Rebecca read over some of her notes from January, Mrs. Kochinsky’s last visit: “Presented in somewhat agitated state. Well-dressed. Excited, unable to calm herself. Thought content disordered. Elevated BP. 160 over 100. Still upset over sister who has entered nursing home. Sister stopped speaking. Mrs. K. feels abandoned though visits almost every day. Furious with brother-inlaw for quick decision to send sister away. Mrs. K. restless during session. Sleep disrupted, loss of appetite. Recommended Rx: moderate dose chlorpromazine. Still refuses meds.”

Rebecca flipped through notes on Mrs. Kochinsky’s previous visits. Last July her patient had missed an appointment. This had never happened before. Iris interrupted Rebecca’s examination of another patient so she could take the phone. Mrs. Kochinsky muttered, between wails, that her only living relative, her younger sister Chana, had suddenly gone mad. Mrs. Kochinsky had moved to Toronto to be with Chana who had now retreated into herself, unwilling or unable to live in the world. Mrs. Kochinsky was not going to come for her appointment then or ever again, she had outlived the rest of her family. What is there left to live for? Chana was all she had, and now even she was gone. I’m only alive because I’m not dead.

Rebecca had abandoned a waiting-room full of patients and driven the few blocks to Mrs. Kochinsky’s duplex to find her anything but elegantly dressed. Her patient lay in bed, wrapped in a cotton housecoat.

“Mrs. Kochinsky....”

Her eyes opened but would not focus. Rebecca checked her wrists. No blood. Then her eye caught the empty pill bottle on the nightstand. “Mrs. Kochinsky! What have you done!”

She swept up the bottle: Chana Feldberg. Take one tablet at bedtime when needed for sleep. Valium. 15 mg. 30 tablets.

Rebecca had waited in the busy emerg while Mrs. Kochinsky’s stomach was pumped. She knew the ER nurses would be curt and perfunctory with a suicide attempt, preferring to expend their energy on patients who actually wanted to survive. They’d been waiting for a psychiatric assessment for two hours when Mrs. Kochinsky suddenly sat up in the bed, grey-brown hair fly-away, and announced she wanted to go home. Nothing Rebecca said would deter her from getting dressed. Rebecca, perturbed by the possibility that a psychiatrist might hold her for lengthy observation, accompanied her patient through the crowded ER where nobody took any notice of them.

At Mrs. Kochinsky’s, Rebecca called social services to arrange for a visiting nurse. She sat on the edge of Mrs. Kochinsky’s bed and looked into eyes that were vacant with pain.

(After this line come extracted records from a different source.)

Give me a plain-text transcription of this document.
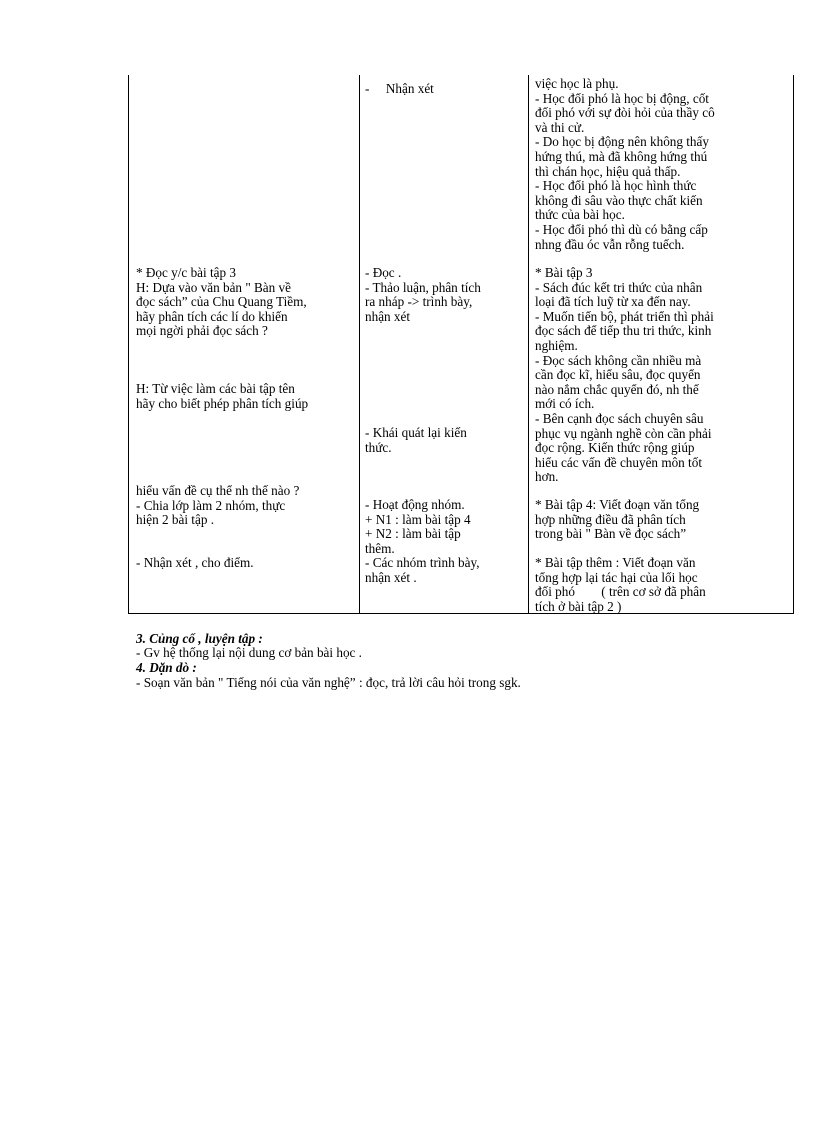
* Đọc y/c bài tập 3
H: Dựa vào văn bản " Bàn về
đọc sách” của Chu Quang Tiềm,
hãy phân tích các lí do khiến
mọi ngời phải đọc sách ?
H: Từ việc làm các bài tập tên
hãy cho biết phép phân tích giúp
hiểu vấn đề cụ thể nh thế nào ?
- Chia lớp làm 2 nhóm, thực
hiện 2 bài tập .
- Nhận xét , cho điểm.
-     Nhận xét
- Đọc .
- Thảo luận, phân tích
ra nháp -> trình bày,
nhận xét
- Khái quát lại kiến
thức.
- Hoạt động nhóm.
+ N1 : làm bài tập 4
+ N2 : làm bài tập
thêm.
- Các nhóm trình bày,
nhận xét .
việc học là phụ.
- Học đối phó là học bị động, cốt
đối phó với sự đòi hỏi của thầy cô
và thi cử.
- Do học bị động nên không thấy
hứng thú, mà đã không hứng thú
thì chán học, hiệu quả thấp.
- Học đối phó là học hình thức
không đi sâu vào thực chất kiến
thức của bài học.
- Học đối phó thì dù có bằng cấp
nhng đầu óc vẫn rỗng tuếch.
* Bài tập 3
- Sách đúc kết tri thức của nhân
loại đã tích luỹ từ xa đến nay.
- Muốn tiến bộ, phát triển thì phải
đọc sách để tiếp thu tri thức, kinh
nghiệm.
- Đọc sách không cần nhiều mà
cần đọc kĩ, hiểu sâu, đọc quyển
nào nắm chắc quyển đó, nh thế
mới có ích.
- Bên cạnh đọc sách chuyên sâu
phục vụ ngành nghề còn cần phải
đọc rộng. Kiến thức rộng giúp
hiểu các vấn đề chuyên môn tốt
hơn.
* Bài tập 4: Viết đoạn văn tổng
hợp những điều đã phân tích
trong bài " Bàn về đọc sách”
* Bài tập thêm : Viết đoạn văn
tổng hợp lại tác hại của lối học
đối phó        ( trên cơ sở đã phân
tích ở bài tập 2 )
3. Củng cố , luyện tập :
- Gv hệ thống lại nội dung cơ bản bài học .
4. Dặn dò :
- Soạn văn bản " Tiếng nói của văn nghệ” : đọc, trả lời câu hỏi trong sgk.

She took gentle hold of the limp hands. “You mustn’t let them have this victory,” she said, and a lot of other things she couldn’t remember. Mrs. Kochinsky wept long tears as Rebecca spoke, listening more, it seemed, to the steady rhythm of her words than the words themselves. There was a primitiveness in Mrs. Kochinsky’s need for the sound of someone’s steadfast heart, like the need of a newborn for the beat of its mother’s pulse. Rebecca was willing to be that heart, that pulse, as long as it kept Mrs. Kochinsky alive.